At the age of 53 years, when most people start thinking about planning for retirement, Pankaj Kumar quit his banking job and professional life for good. Over the next one year he indulged in his passion – travel and trekking. Kumar travelled across north India, visiting places, which he had always wanted to, but could not due to work and family responsibilities.
Today at the age of 58, nearly five years after retirement, Pankaj has covered a lot of places and is planning to travel more in the days to come. When asked about how he is able to manage his routine and travel expenses, Pankaj casually mentions that he has planned for his retirement in advance and has created adequate income streams to fund his retirement.
Gopal Rao’s case is exactly the opposite that of Kumar’s. Having retired from private service at the age of 58 years, Rao utilised most of his provident fund corpus for the lavish weddings of his two children. He is now left with only Rs 10 lakh, which he has invested in a bank fixed deposit at 9 per cent interest, which earns him only Rs 7,500 per month. With the present level of inflation hovering at around 9 per cent. it is a challenge for Rao to manage his expenses with this money.
Of the two cases mentioned above, Kumar definitely seems to be better placed. He is living a dignified life, having planned adequately for his retirement expenses. Let us look into the steps he took to retire early.
Start investing early: The moment, Kumar got his first salary at the age of 21 years; he opened a Public Provident Fund (PPF) account and starting investing 10 per cent of his salary in it every month. He knew that if he kept surplus money in his bank account he would spend most of it. So, he saved first and then spent whatever remained for his basic needs and requirements. He initially opted for bank recurring deposits and postal schemes.
PF should be exclusively for your retirement: For the salaried, Provident Fund (PF) is like a blessing in disguise as a fixed amount (usually 12 per cent of your basic) gets deducted from your salary along with an equal contribution from your employer. This contribution increases as and when your basic salary increases. It earns you compounding returns of 8.5 per cent.
Just to give an idea, if the basic salary of an individual at 21 years is Rs 10,000 per month and he is expected to retire at age 58 years with a modest 5 per cent annual increase in his basic salary, he would be able to create a PF corpus of Rs 1.42 crore.
Plan your retirement age in advance: Kumar had his family responsibilities, but since he had planned all of them in advance he was able to focus on each of them. Having clear goals helped him to start allocating funds to his various goals.
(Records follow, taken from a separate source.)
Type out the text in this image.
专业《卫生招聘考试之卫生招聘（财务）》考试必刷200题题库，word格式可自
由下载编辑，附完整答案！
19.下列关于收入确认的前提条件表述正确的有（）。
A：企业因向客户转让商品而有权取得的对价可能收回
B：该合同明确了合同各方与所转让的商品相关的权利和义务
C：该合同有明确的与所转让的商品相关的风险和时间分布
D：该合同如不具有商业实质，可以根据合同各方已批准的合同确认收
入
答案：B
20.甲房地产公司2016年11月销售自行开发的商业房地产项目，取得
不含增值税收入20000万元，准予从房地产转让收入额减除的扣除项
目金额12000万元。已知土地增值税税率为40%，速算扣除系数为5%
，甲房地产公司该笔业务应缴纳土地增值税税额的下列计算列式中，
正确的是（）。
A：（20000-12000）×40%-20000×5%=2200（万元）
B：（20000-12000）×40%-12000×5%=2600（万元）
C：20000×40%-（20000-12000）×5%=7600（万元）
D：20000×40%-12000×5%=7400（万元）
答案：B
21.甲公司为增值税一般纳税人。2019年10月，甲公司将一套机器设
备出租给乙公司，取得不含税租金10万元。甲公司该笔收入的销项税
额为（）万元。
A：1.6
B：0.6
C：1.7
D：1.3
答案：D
Calculating the retirement corpus: Once you have decided to retire at a particular age, the next thing to do is to find out how much your expenses will be at the time of retirement. For this, the present expenses can be considered as the base. After deducting children’s educational expenses and other financial liabilities, the future value should be calculated at an appropriate inflation rate. For example if the basic monthly expenses at age 35 is Rs 25,000, then at the present inflation rate of 8 per cent, the future value of this expense at age 58 will be Rs 1,47,000. Then if one is expected to survive (life expectancy) till age 80 years, assuming that you can earn 9 per cent returns on your retirement funds and the inflation that time to be 7 per cent, you will require a corpus of Rs 3.17 crore.
Investing in equity: Understanding the power of equity over longer period of investment helped Kumar to create wealth over a 20-year period. He started investing in equities and slowly and gradually built a portfolio only of bluechip and large companies. He followed a strategy of identifying the top 20 companies of the Sensex and kept investing a small amount every month irrespective of the market situation.
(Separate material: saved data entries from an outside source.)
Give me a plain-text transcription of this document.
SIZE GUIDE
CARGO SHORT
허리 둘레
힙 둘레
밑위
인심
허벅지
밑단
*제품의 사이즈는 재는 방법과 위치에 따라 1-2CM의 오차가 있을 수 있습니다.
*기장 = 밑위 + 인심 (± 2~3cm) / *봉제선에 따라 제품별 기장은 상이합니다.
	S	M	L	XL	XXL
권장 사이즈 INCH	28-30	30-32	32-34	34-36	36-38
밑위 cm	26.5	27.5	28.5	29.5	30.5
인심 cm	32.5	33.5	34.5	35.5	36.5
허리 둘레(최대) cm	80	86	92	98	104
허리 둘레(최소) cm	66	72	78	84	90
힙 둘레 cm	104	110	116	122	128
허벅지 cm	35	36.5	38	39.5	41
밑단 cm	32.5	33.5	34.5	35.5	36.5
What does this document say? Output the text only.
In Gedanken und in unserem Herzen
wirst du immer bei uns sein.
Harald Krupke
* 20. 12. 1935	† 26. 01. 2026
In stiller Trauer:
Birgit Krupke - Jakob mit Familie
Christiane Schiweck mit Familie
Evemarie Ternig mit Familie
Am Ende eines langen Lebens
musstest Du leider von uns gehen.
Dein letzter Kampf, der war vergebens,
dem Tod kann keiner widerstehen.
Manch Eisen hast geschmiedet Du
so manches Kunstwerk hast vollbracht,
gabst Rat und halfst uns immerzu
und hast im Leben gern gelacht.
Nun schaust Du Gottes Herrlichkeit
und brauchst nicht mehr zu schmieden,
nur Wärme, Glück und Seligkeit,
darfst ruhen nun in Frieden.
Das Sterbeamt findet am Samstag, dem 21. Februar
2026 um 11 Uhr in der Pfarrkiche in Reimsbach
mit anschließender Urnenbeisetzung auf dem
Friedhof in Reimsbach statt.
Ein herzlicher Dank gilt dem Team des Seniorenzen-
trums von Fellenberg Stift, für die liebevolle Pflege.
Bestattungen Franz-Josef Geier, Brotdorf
These investments provided him with an annualised return of around 16 per cent over the 20-year period and helped him retire early. Today, he retains around 25 per cent of his corpus in stocks and enjoys a regular stream of tax-free dividend income, which is an additional source of income. Fixed deposits and PPF provide stability, but are not enough to beat inflation.
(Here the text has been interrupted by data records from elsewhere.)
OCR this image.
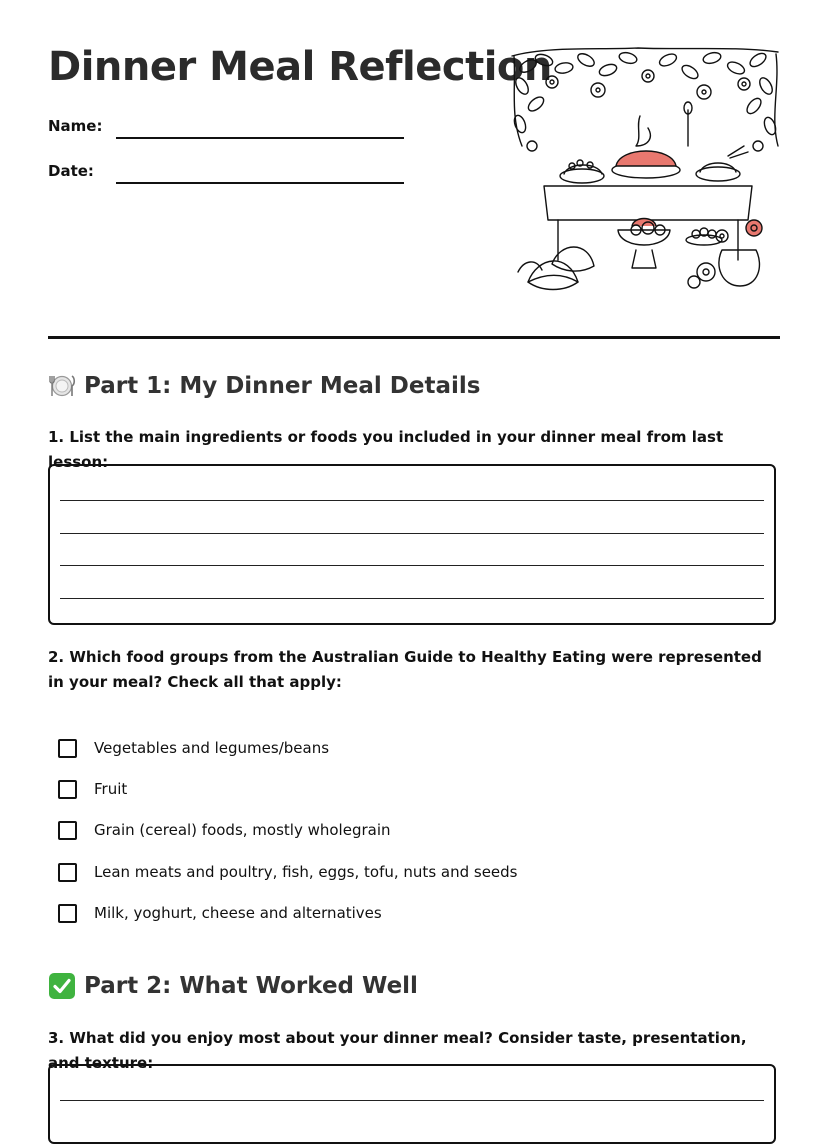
Dinner Meal Reflection
Name:
Date:
Part 1: My Dinner Meal Details

1. List the main ingredients or foods you included in your dinner meal from last lesson:

2. Which food groups from the Australian Guide to Healthy Eating were represented in your meal? Check all that apply:

Vegetables and legumes/beans
Fruit
Grain (cereal) foods, mostly wholegrain
Lean meats and poultry, fish, eggs, tofu, nuts and seeds
Milk, yoghurt, cheese and alternatives
Part 2: What Worked Well

3. What did you enjoy most about your dinner meal? Consider taste, presentation, and texture:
Planning activities post retirement: After leading an active life for more than 25 years before retirement, it is difficult to suddenly find yourself without work. After a few days of retirement, the inactivity and loneliness will begin to haunt those who do not have any activity planned after retirement. One way out would be to develop your hobbies in your younger days or plan activities which can keep you busy such as teaching, part time consultancy, and so on. Not only will these keep you active - mentally and physically, they can also provide you with a source of additional income.